This lesson is in the early stages of development (Alpha version)

Practical session

Overview

Teaching: 10 min
Exercises: 120 min
Questions
  • Can you apply the theory to some practical problems?

Objectives
  • Able to inspect data

  • Able to create a function

  • Able to subset data

  • Able to manipulate data

  • Able to manipulate flow control

  • Able to plot simple plots

Set up a new project.

Create a new project and new script. Add a data folder to the project and place the gapminder_data.csv in the data folder. Load the gapminder_data.csv into R. Load the ggplot2 library into your script.

Inspect the data.

It is important to get an understanding of what is contained in a dataset before you start working with it.

Find:

  1. The number of records in the data set.
  2. The number of attributes for a record.
  3. The column names.
  4. The data type of each attribute
  5. What are the values for the first 10 records.
  6. What are the values for the last record in the dataset.

Correct these common subsetting errors.

Please review these tasks and examine the provided code intended to solve them. Be aware, the supplied code contains errors. Can you correct them? Hint: If you are uncertain, attempt to run the code provided and consider any error messages or output it generates.

  1. Aim: Extract observations collected for the year 1957
gapminder[gapminder$year = 1957,] # incorrect
  1. Aim: Extract all columns except 1 through to 4
gapminder[,-1:4] #incorrect
  1. Aim: Extract the rows where the life expectancy is longer the 80 years
gapminder[gapminder$lifeExp > 80] #incorrect
  1. Aim: Extract the first row, and the fourth and fifth columns (continent and lifeExp).
gapminder[1, 4, 5] #incorrect
  1. Aim: Extract rows that contain information for the years 2002 and 2007 (advanced)
gapminder[gapminder$year == 2002 | 2007,] #incorrect

More subsetting

  1. Why does
gapminder[1:20]

return an error?

  1. Create a new data.frame called gapminder_small that only contains rows 1 through 9 and 19 through 23. You can do this in one or two steps?

  2. Selecting elements of a vector that match any of a list of components is a very common data analysis task. For example, the gapminder data set contains country and continent variables, but no information between these two scales. Suppose we want to pull out information from southeast Asia. How do we set up an operation to produce a logical vector that is TRUE for all of the countries in southeast Asia and FALSE otherwise? For this question we would consider Myanmar, Thailand, Cambodia, Vietnam, and Laos as SE Asia. (advanced)

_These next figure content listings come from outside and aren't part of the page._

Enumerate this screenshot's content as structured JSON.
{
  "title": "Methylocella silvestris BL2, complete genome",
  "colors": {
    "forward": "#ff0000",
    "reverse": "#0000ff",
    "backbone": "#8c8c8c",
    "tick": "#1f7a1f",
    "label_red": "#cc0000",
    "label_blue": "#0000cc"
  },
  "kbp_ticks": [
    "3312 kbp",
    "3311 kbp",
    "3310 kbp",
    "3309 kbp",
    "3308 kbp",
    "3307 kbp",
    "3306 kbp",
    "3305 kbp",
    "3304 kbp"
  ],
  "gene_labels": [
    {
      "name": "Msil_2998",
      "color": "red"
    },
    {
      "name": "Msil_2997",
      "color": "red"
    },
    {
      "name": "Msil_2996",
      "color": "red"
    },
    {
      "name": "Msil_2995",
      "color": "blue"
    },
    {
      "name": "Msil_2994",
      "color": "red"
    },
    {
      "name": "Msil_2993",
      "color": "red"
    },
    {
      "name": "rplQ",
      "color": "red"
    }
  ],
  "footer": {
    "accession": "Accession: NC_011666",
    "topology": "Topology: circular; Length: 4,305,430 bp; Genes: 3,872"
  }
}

Hint: ?unique() may be helpful here.

Include flow control

  1. Use an if() statement to print a suitable message reporting whether there are any records from 2002 in the gapminder dataset.

Hint: It is not essential but you might find ?any() helpful.

  1. Modify your code to remove hardcoded variables so that you can provide any year to be checked.

  2. Now modify your code so you can check two years at the same time.

Create a function

Define a function that calculates and returns the Gross Domestic Product of a nation (GDP * POP) from the data available in the dataset.

Now modify your function so that it returns the GDP as a new column on the data set.

Now modify your function so that if given a country or a year it returns just the data for this selection (e.g., You could specify ‘Australia’ and get back all years for Australia, you could specify ‘2007’ and get all countries in 2007, or you could specify ‘Australia’ in ‘2007’ and just receive the data for Australia in 2007).

Add defensive programming

What happens if we pass unexpected values into your function? (Try putting numeric values in as a country or logical value in as a year)

Add some additional checks into your function to make sure that the correct arguments are being passed in. Hint: you could check out ?is.numeric, ?is.character, and ?stopifnot().

Manipulating data and simple plots

  1. Make a new column in the gapminder data frame that contains population in units of millions of people.

  2. On a single graph, plot population, in millions, against year, for all countries. Do not worry about identifying which country is which.

  3. Repeat the exercise, graphing only for China, India, and Indonesia. Again, do not worry about which is which.

More plotting

  1. Using ggplot2, plot a scatter plot of GDP against life expectancy.

  2. Now modify the plot to show how life expectancy has changed over time.

  3. Now colour code to the points to show continent.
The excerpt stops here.